I feel like death. Did you die last night?
Nope. Ready for round 2. Fiesta!
unreal. Greatest comeback since Jesus
so now that im really awake i see that my underwear are completely ripped down the side, my shorts are on backwards, i have to go get plan b....i call last night an epic fail or success depending on how catholic i am feeling
just left the emergency room. condom extraction.
I need to keep friends like you around just in case hell grades on a curve.
Seriously... There's something wrong here. I'm drinking vodka to mask the smell of chocolate on my breath before I get home and he finds out. I fucking hate couple dieting...
I just threw up in my hands while sitting on the toilet
Okay wait let me power puke and then we can go dancing
Got so drunk in South Padre some guy put me on a suitcase trolly and pushed me to my room. I flashed my boobs as a tip.
Also I think I'm starting to get calluses on my hands from my level of sexual activity
Just saw a midget on an elliptical. Epic.
There is a direct correlation between gooch size and male fertility. Science.

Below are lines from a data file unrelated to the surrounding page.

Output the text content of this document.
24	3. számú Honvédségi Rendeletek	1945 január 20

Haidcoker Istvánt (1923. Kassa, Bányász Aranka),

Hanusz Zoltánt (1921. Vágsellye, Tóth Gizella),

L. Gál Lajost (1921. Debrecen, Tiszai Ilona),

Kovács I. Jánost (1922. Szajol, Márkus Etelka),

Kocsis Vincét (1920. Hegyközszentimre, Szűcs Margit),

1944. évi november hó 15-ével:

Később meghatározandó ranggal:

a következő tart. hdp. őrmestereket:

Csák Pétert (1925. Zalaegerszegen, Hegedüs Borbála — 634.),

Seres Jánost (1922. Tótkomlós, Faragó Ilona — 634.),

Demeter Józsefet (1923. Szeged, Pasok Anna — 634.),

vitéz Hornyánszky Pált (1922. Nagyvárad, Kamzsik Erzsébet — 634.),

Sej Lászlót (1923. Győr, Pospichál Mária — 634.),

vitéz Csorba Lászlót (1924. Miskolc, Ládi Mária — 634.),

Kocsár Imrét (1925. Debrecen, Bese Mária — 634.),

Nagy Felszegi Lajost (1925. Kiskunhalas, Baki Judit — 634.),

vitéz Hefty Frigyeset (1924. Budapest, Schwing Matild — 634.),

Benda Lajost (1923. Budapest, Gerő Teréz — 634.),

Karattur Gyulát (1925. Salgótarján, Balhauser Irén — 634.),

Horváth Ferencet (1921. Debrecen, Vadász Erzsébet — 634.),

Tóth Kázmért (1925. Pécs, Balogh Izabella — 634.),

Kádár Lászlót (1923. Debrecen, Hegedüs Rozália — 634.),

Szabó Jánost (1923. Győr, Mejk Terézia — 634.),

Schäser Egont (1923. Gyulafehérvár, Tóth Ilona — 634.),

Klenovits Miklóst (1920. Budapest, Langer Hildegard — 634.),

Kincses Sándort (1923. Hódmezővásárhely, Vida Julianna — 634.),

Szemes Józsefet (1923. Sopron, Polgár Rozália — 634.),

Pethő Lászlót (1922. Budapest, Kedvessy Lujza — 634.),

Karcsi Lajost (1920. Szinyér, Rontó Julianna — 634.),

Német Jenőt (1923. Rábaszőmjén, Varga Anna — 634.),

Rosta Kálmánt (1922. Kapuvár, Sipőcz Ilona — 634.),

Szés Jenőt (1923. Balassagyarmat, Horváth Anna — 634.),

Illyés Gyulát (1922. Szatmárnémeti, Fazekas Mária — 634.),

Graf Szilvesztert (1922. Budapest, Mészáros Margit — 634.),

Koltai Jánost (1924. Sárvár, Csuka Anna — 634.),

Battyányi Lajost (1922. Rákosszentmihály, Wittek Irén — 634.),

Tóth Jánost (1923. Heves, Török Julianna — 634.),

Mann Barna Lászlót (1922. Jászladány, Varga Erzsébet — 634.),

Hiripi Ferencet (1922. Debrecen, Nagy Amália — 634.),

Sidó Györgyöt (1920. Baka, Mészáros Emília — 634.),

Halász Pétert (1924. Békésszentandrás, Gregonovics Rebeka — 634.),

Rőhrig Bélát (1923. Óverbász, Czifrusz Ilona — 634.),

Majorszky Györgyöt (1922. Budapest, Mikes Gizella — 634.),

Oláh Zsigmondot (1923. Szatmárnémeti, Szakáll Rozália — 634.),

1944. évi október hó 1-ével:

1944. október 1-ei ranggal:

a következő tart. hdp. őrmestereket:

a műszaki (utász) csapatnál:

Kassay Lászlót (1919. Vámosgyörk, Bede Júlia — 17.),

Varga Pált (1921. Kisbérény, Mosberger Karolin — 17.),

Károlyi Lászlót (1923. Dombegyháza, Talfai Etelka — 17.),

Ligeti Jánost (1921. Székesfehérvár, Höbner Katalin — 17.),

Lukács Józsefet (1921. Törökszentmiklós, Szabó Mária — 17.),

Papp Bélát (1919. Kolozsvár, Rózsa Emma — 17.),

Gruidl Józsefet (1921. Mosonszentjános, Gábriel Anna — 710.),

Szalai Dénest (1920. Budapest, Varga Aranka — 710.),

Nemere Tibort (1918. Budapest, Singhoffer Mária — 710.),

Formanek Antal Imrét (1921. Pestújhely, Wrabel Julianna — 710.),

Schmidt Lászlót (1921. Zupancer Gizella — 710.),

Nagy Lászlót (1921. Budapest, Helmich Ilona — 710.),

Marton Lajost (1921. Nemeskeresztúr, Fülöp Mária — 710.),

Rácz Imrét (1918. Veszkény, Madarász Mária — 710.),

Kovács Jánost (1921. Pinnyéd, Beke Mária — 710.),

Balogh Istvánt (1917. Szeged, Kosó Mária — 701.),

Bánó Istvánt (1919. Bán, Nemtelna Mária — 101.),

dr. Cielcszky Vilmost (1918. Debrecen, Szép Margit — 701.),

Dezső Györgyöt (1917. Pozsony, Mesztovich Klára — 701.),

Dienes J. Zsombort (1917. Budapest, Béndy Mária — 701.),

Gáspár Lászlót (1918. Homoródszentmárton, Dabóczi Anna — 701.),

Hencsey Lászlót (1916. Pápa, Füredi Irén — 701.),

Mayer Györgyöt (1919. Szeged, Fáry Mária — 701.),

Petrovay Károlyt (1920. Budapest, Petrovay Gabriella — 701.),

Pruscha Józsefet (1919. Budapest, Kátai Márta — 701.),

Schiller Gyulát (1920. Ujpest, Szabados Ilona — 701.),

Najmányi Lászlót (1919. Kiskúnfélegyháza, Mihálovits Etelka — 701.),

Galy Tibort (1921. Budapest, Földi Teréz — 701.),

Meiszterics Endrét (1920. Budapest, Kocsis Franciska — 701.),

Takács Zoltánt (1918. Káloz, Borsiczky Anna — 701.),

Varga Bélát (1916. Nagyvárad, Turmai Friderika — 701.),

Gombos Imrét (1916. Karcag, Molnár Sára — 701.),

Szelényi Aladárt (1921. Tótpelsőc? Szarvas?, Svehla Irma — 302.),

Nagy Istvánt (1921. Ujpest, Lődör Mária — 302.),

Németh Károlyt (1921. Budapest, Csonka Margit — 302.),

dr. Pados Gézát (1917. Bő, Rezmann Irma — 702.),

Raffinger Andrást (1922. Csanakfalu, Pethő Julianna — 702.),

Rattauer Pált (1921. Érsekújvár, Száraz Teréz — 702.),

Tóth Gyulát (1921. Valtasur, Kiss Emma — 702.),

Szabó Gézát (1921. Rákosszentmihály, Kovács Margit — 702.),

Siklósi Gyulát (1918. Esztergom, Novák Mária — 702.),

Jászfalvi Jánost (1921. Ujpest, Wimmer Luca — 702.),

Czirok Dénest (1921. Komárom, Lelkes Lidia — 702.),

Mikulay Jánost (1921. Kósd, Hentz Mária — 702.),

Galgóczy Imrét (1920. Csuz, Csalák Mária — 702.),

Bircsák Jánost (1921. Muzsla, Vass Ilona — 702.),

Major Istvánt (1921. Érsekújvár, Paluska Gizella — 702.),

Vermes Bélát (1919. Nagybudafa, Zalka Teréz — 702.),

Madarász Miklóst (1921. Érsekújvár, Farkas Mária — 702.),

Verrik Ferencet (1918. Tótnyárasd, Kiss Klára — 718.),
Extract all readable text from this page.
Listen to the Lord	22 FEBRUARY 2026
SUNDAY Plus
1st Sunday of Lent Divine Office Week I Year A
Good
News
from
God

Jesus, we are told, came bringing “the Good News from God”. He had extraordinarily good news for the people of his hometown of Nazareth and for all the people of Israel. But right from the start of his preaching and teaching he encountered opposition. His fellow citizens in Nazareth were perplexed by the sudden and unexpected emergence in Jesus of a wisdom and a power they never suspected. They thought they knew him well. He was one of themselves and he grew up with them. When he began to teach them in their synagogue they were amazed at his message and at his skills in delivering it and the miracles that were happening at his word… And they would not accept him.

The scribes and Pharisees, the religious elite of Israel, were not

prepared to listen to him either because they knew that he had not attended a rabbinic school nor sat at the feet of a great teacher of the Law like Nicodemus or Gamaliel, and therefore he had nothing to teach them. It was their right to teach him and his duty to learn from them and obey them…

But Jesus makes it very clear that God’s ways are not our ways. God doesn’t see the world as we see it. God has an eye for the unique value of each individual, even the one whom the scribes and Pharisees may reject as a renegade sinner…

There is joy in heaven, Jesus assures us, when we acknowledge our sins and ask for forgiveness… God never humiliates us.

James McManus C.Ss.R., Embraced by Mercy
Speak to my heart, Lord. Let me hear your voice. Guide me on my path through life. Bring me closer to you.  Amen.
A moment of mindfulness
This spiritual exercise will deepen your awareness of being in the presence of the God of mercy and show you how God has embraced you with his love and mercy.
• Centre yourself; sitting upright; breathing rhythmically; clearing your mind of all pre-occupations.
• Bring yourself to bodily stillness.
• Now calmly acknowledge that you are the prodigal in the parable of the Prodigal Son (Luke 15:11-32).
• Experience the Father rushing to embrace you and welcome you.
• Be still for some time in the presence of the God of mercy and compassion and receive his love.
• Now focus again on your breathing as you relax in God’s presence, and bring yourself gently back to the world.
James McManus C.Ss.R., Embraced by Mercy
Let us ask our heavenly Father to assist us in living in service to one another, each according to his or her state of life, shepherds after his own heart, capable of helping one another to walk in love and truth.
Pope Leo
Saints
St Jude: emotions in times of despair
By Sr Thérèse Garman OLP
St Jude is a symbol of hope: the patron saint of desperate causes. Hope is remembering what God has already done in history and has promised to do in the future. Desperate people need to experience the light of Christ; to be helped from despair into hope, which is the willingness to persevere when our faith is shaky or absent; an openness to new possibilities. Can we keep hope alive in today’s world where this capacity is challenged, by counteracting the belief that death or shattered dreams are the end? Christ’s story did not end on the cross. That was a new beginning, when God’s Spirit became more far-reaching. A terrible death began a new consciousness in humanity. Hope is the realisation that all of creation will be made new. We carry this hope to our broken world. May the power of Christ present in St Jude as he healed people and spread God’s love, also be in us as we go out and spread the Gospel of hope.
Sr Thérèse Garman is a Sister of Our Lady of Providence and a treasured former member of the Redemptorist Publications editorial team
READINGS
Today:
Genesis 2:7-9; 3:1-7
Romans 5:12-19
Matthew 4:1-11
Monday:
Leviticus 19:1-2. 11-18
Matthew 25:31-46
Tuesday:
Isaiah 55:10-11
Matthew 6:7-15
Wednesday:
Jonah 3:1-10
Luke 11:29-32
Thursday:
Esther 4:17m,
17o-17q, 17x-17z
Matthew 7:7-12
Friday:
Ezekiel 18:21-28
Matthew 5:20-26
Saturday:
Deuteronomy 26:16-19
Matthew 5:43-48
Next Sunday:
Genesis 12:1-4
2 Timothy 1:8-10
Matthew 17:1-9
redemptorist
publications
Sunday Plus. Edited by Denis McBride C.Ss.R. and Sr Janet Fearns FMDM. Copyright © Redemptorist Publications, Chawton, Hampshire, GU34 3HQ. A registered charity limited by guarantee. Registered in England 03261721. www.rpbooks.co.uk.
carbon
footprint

She drunkenly dropped her ranch for her pizza. She tried to clean it up with her hands off the street then realized it didn't work and started licking her fingers.
I'm so hung over that I'm pretty sure I can feel the earth's rotations when I close my eyes.
So it turns out strippers do encores if enough people yell. Encore song: Self Esteem.
may or may not have entered into a gay civil rights discussion with 6 year olds. Hint: I did.